Часть 1
13 июня 2017 г., 08:13
Люси заперта. Она словно сидела в клетке, как глупое и своенравное животное, не имеющее право на жизнь вне этих цепей и замков. Она не позволяла себе дергаться, упрямо и настойчиво прячась в темноту своего плена. Люси хорошо знала, что за неповиновением последует новая боль, а боли ей не хотелось.
Люси хотелось жить: тихо и незаметно, так, чтобы никуда не спешить и спать ночами. Она мечтала о покое, мечтала о тишине. Девушка понимала, что мечтам ее сбыться не суждено, что лондонское небо над головой всегда будет пепельно-серым, как будто прокуренным, воздух — душным и спертым, а сама она — почти без копейки в кармане и мало чем отличающейся от нищенок на улицах.
Сидя перед зеркалом и приводя в порядок макияж перед рабочим вечером, она вдруг вспомнила девушку, встреченную днем. Худая, в рваной и грязной одежде, она смотрела на проходивших мимо с мольбой. Люси протянула ей мятую купюру и заговорила с ней, остановившись.
— Много подают?
Девушка подняла на нее робкий взгляд голубых, пронзительных глаз. Люси оправила платок на плечах и прижала к груди пакет с хлебом — душистым и ароматным.
— Меньше, чем обычно, — голос у нищенки был хрипловатый и усталый. — Даже буханки хлеба не купишь...
— Вот, держи, — Люси отломила щедрый кусок от своей буханки. Всю она не отдаст — Спайдер их держит почти на голодном пайке, да и тот грозится еще урезать. — Ты бы нашла работу.
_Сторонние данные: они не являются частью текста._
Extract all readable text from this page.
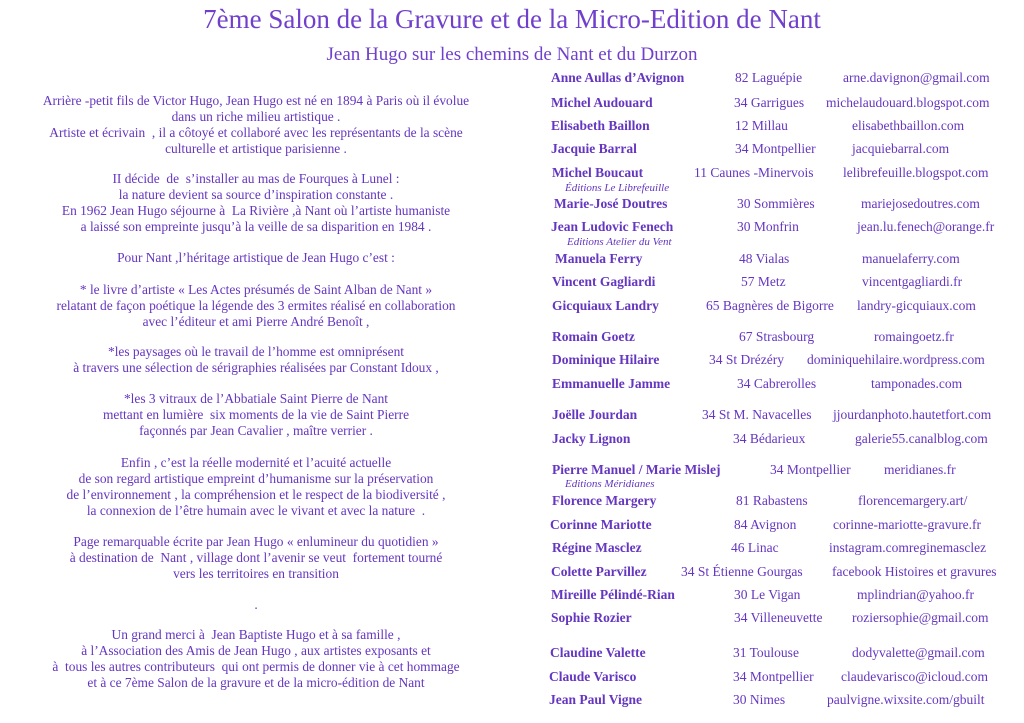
7ème Salon de la Gravure et de la Micro-Edition de Nant
Jean Hugo sur les chemins de Nant et du Durzon
Arrière -petit fils de Victor Hugo, Jean Hugo est né en 1894 à Paris où il évolue
dans un riche milieu artistique .
Artiste et écrivain  , il a côtoyé et collaboré avec les représentants de la scène
culturelle et artistique parisienne .
II décide  de  s’installer au mas de Fourques à Lunel :
la nature devient sa source d’inspiration constante .
En 1962 Jean Hugo séjourne à  La Rivière ,à Nant où l’artiste humaniste
a laissé son empreinte jusqu’à la veille de sa disparition en 1984 .
Pour Nant ,l’héritage artistique de Jean Hugo c’est :
* le livre d’artiste « Les Actes présumés de Saint Alban de Nant »
relatant de façon poétique la légende des 3 ermites réalisé en collaboration
avec l’éditeur et ami Pierre André Benoît ,
*les paysages où le travail de l’homme est omniprésent
à travers une sélection de sérigraphies réalisées par Constant Idoux ,
*les 3 vitraux de l’Abbatiale Saint Pierre de Nant
mettant en lumière  six moments de la vie de Saint Pierre
façonnés par Jean Cavalier , maître verrier .
Enfin , c’est la réelle modernité et l’acuité actuelle
de son regard artistique empreint d’humanisme sur la préservation
de l’environnement , la compréhension et le respect de la biodiversité ,
la connexion de l’être humain avec le vivant et avec la nature  .
Page remarquable écrite par Jean Hugo « enlumineur du quotidien »
à destination de  Nant , village dont l’avenir se veut  fortement tourné
vers les territoires en transition
.
Un grand merci à  Jean Baptiste Hugo et à sa famille ,
à l’Association des Amis de Jean Hugo , aux artistes exposants et
à  tous les autres contributeurs  qui ont permis de donner vie à cet hommage
et à ce 7ème Salon de la gravure et de la micro-édition de Nant
Anne Aullas d’Avignon	82 Laguépie	arne.davignon@gmail.com
Michel Audouard	34 Garrigues michelaudouard.blogspot.com
Elisabeth Baillon	12 Millau	elisabethbaillon.com
Jacquie Barral	34 Montpellier	jacquiebarral.com
Michel Boucaut	11 Caunes -Minervois lelibrefeuille.blogspot.com
Éditions Le Librefeuille
Marie-José Doutres	30 Sommières	mariejosedoutres.com
Jean Ludovic Fenech	30 Monfrin	jean.lu.fenech@orange.fr
Editions Atelier du Vent
Manuela Ferry	48 Vialas	manuelaferry.com
Vincent Gagliardi	57 Metz	vincentgagliardi.fr
Gicquiaux Landry	65 Bagnères de Bigorre landry-gicquiaux.com
Romain Goetz	67 Strasbourg	romaingoetz.fr
Dominique Hilaire	34 St Drézéry dominiquehilaire.wordpress.com
Emmanuelle Jamme	34 Cabrerolles	tamponades.com
Joëlle Jourdan	34 St M. Navacelles jjourdanphoto.hautetfort.com
Jacky Lignon	34 Bédarieux	galerie55.canalblog.com
Pierre Manuel / Marie Mislej	34 Montpellier meridianes.fr
Editions Méridianes
Florence Margery	81 Rabastens	florencemargery.art/
Corinne Mariotte	84 Avignon	corinne-mariotte-gravure.fr
Régine Masclez	46 Linac	instagram.comreginemasclez
Colette Parvillez	34 St Étienne Gourgas facebook Histoires et gravures
Mireille Pélindé-Rian	30 Le Vigan	mplindrian@yahoo.fr
Sophie Rozier	34 Villeneuvette roziersophie@gmail.com
Claudine Valette	31 Toulouse	dodyvalette@gmail.com
Claude Varisco	34 Montpellier claudevarisco@icloud.com
Jean Paul Vigne	30 Nimes	paulvigne.wixsite.com/gbuilt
Копейки, конечно, а все лучше, чем мерзнуть на улице.
— У меня брат больной. Поправится — будут деньги, — мотнула она упрямо головой. Люси знала таких. Родные у них у всех умирали, и на ноги такие девочки уже не вставали, а приползали в тот или иной публичный дом или мерзли на улице. Если не берут никуда больше или платят меньше, чем нужно для выживания — только и остается, что панель.
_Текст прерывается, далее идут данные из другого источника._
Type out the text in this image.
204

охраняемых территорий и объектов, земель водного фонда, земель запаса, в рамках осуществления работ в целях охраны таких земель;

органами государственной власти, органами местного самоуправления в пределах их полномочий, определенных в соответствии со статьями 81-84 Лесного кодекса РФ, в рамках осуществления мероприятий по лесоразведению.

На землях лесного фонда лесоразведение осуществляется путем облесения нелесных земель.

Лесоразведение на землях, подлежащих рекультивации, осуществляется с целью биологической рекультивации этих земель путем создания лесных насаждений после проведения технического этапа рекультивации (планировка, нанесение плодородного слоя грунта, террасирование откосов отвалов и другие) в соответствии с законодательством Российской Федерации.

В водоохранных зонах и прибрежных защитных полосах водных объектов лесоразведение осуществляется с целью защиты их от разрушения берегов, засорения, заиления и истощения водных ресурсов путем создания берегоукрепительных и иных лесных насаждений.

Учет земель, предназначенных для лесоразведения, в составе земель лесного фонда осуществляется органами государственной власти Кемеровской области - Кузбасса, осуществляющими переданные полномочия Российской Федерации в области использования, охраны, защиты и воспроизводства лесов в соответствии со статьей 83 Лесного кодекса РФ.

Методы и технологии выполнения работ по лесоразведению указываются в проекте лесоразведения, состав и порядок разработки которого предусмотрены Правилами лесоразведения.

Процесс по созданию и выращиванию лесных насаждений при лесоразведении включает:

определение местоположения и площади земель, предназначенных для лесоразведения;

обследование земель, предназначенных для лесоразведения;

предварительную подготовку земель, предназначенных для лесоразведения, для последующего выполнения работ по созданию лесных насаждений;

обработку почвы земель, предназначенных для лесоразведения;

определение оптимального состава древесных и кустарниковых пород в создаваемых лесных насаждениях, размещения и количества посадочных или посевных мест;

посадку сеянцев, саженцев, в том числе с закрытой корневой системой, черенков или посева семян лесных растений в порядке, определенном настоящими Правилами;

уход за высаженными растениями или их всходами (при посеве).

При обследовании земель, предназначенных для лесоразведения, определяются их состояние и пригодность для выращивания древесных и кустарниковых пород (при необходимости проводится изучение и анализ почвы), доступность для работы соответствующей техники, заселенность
— Приходи в "Красную крысу". Неплохо платят.
Девушка вспыхнула болезненным румянцем.
— Лучше уж быть нищей, чем шлюхой! Я не лягу под мужчину ради денег... — она взглянула на хлеб в ее грязной руке и подняла вновь взгляд на Люси. — Нет уж. Я не такая... и я не смогу.
Сейчас, сидя у зеркала, Люси видела ее как живую. Люси думала о ее словах и понимала, что сама предпочла быть ведомой. Сама протянула Спайдеру нити, за которые он дергал с такой легкостью.
Люси знала, что выжить на улице она бы не смогла.
Все ведь когда-то начиналось так хорошо, так красиво! В ее деревеньку, где она жила (ужасно бедно!) с поколачивающим и пьющим отцом, приехал молодой человек по имени Джеймс. Он навещал больную мать и две недели прожил со старушкой, пока та доживала свои последние дни. За это время Джеймс сблизился с ней, и Люси начало казаться, что он всерьез влюблен в нее.
После смерти матери он, уезжая в Лондон, предложил Люси последовать за ним. Терять ей, как она думала, было нечего, а Джеймс был с ней нежен и обходителен и, казалось, настроен решительно.
В первую же ночь в Лондоне у него на квартире Люси отдалась ему, уверенная, что он уже спланировал их свадьбу, но ждать больше не может. Две недели длилась их связь, и за все это время Люси в нем ни разу не усомнилась.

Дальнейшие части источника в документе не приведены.